核心概念
Integrating transfer entropy (TE) feedback connections into the training process of convolutional neural networks (CNNs) can accelerate the training process and improve the classification accuracy, at the cost of increased computational overhead.
摘要
The paper explores how to include transfer entropy (TE) in the learning mechanisms of convolutional neural network (CNN) architectures. TE is used to quantify the directional information transfer between neurons in different layers of the CNN.
Key highlights:
- TE can be used to measure the causal relationships and information flow between artificial neurons in a feedforward neural network.
- The authors introduce a novel training mechanism for CNNs that integrates TE feedback connections between neurons.
- Adding the TE feedback parameter accelerates the training process, as fewer epochs are needed to reach a target accuracy.

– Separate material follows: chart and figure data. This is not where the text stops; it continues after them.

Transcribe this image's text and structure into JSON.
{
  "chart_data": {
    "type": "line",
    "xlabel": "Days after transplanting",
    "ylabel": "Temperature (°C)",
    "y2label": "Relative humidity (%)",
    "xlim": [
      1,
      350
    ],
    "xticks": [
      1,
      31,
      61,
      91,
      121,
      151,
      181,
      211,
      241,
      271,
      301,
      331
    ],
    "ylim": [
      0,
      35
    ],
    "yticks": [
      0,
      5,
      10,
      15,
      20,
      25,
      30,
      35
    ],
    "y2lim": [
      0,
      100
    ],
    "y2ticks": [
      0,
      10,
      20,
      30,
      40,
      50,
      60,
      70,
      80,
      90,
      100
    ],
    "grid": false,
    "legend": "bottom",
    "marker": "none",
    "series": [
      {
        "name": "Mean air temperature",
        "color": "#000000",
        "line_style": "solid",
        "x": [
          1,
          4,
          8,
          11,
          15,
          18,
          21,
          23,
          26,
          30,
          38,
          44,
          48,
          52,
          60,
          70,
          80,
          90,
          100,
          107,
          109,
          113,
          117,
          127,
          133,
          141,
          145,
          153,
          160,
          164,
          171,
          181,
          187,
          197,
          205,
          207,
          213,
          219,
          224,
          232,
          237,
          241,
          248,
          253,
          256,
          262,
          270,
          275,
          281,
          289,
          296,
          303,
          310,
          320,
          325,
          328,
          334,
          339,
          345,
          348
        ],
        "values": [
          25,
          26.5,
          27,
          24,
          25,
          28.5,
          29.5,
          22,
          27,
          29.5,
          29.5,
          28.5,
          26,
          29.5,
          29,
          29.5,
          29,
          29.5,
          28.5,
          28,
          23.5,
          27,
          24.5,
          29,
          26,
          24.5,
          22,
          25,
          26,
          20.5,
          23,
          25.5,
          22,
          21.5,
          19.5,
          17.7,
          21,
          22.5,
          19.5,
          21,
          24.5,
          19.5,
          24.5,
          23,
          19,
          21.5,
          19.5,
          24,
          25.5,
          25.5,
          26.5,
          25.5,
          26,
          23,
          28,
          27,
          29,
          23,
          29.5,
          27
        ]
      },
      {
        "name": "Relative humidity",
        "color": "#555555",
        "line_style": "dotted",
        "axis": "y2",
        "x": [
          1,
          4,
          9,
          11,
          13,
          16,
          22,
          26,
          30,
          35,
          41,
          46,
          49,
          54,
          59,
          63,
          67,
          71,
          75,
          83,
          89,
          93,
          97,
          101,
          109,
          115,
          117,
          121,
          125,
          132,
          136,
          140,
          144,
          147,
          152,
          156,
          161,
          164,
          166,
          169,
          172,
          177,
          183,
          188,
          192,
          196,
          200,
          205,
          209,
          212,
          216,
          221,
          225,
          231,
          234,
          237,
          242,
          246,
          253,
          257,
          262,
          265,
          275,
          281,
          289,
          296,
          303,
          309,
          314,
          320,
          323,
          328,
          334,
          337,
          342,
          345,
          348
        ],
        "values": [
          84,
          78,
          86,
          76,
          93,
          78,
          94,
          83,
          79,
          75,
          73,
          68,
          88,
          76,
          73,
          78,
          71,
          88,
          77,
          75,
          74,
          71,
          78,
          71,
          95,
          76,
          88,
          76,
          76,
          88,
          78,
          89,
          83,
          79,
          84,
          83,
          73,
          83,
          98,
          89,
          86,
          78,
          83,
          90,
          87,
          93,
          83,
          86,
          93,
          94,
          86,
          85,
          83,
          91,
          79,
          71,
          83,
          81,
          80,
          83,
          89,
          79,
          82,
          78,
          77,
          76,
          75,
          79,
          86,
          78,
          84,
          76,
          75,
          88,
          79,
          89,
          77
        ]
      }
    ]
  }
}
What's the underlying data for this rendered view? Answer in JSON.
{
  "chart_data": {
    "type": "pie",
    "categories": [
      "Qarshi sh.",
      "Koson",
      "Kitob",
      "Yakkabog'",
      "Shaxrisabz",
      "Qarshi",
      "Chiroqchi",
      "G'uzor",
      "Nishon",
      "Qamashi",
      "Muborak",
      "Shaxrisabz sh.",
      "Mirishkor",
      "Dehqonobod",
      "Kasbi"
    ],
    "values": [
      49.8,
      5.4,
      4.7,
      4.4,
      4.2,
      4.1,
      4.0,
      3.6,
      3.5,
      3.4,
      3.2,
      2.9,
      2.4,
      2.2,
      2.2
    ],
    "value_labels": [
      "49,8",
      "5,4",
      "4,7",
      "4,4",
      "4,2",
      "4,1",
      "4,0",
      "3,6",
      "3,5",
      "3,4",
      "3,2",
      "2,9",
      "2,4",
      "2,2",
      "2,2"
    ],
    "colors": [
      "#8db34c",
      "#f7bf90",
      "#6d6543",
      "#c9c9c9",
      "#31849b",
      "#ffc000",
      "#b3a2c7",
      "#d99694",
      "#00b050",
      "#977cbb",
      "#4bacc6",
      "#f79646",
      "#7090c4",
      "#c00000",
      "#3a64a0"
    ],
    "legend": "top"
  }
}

However, it also adds computational overhead to each epoch.
- The authors find that it is efficient to consider only the inter-neural information transfer of a random subset of neuron pairs from the last two fully connected layers of the CNN.
- The TE acts as a smoothing factor, becoming active only periodically during training, which helps generate stability.
- Experiments are conducted on several benchmark image classification datasets, including CIFAR-10, FashionMNIST, STL-10, SVHN, and USPS.
统计
Applying the TE feedback mechanism to the CIFAR-10 dataset, the target 98% accuracy was reached in 5 epochs, compared to 6 epochs without TE.
For the FashionMNIST dataset, the target 97% accuracy was reached in 23 epochs with TE, compared to 28 epochs without TE.
On the STL-10 dataset, the target 98% accuracy was reached in 5 epochs with TE, compared to 7 epochs without TE.
For the SVHN dataset, the target 94% accuracy was reached in 9 epochs with TE, compared to 11 epochs without TE.
On the USPS dataset, the target 99% accuracy was reached in 3 epochs with or without TE.
引用
"Adding the TE feedback parameter accelerates the training process, as fewer epochs are needed. On the flip side, it adds computational overhead to each epoch."
"According to our experiments, it is efficient to consider only the inter-neural information transfer of a random subset of the neuron pairs from the last two fully connected layers."
"The TE acts as a smoothing factor, becoming active only periodically during training, which helps generate stability."